• Docu rush as hearings start in Bhowanipore
    Times of India | 29 December 2025
  • Kolkata: Confusion struck more than 100 voters, who came to Mitra Institution booth number 260 for the SIR hearing on Sunday. They scrambled to find their way to the room where the hearing was being held by electoral registration officers (EROs), while checking the documents they packed in their bags.

    Muni Devi, 47, was the first person to arrive in front of the heritage institution, Chief minister Mamata Banerjee's polling booth, for the SIR hearing, along with her husband, Sudhir Ram. Originally from Bihar, Muni married Sudhir and moved to Kolkata's Bhowanipore area in 2005. Both her parents passed away when she was a child, and her name did not appear in the 2002 SIR list as well.

    Sudhir said that they were told by their BLO during the enumeration form fill-up that Muni was likely to be called for a hearing. "When someone tells you the word ‘hearing', the first thought that crosses your mind is court. This is our first time, and we are scared because we don't know what to expect. We have got all possible documents. Be it Aadhaar, PAN, voter ID, birth certificate, marriage certificate, I have them in my bag," 47-year-old Muni said.

    Around 11.50 pm, when a BLO arrived to open the front gate, the voters were informed that they had to go to the school's rear side where the hearing was taking place on the ground floor. People soon ran towards the direction and upon arrival were handed chits with numbers. A Kolkata Police officer stood at the entrance ensuring that only people called for the hearing entered the premises.

    It was a mixed crowd of Bengalis and non-Bengalis, reflecting the diversely populated constituency. Gopi Routh, 39, a railway employee, has five people in his family, all their names appeared, and he was called for a hearing. Sitting alone at the centre, Routh kept fidgeting with his papers, but when asked for the cause of his hearing, Routh said, "I don't know. I have come with all documents."
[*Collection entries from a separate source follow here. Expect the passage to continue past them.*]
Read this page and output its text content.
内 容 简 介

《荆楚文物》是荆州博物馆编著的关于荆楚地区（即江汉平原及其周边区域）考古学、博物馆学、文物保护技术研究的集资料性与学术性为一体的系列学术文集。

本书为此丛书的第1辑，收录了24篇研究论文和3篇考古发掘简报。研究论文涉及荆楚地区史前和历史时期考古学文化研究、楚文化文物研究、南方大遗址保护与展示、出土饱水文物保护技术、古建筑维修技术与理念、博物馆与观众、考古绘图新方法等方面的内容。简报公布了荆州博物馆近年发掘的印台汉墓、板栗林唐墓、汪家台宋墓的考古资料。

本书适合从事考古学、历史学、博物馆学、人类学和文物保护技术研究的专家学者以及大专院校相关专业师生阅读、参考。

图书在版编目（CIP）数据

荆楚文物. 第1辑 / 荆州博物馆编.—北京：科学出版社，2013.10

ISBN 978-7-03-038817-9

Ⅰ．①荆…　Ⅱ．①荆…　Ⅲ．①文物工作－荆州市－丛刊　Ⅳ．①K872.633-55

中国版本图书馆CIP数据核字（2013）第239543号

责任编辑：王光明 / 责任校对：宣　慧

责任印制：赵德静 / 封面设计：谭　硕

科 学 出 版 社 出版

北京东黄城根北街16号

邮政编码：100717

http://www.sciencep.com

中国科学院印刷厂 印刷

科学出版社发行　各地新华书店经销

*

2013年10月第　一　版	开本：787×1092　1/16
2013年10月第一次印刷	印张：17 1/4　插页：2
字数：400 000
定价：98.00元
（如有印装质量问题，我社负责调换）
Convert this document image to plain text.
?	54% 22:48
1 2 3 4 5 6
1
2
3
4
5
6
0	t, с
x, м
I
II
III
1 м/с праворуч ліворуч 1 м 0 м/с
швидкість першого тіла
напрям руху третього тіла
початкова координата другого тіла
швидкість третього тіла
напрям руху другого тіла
    Like at many hearing camps, there was a separate booth for BLOs who were checking ‘logical discrepancies'. According to an official, these discrepancies were divided into three segments — mismatch in father's or mother's name, age discrepancies and mismatch of age between father and grandfather. The official said they found cases where the age difference between father and grandfather was four or five years. "When such discrepancies were found, people were called in. Cases with minor errors came to us while the majority was called in for hearing," he said.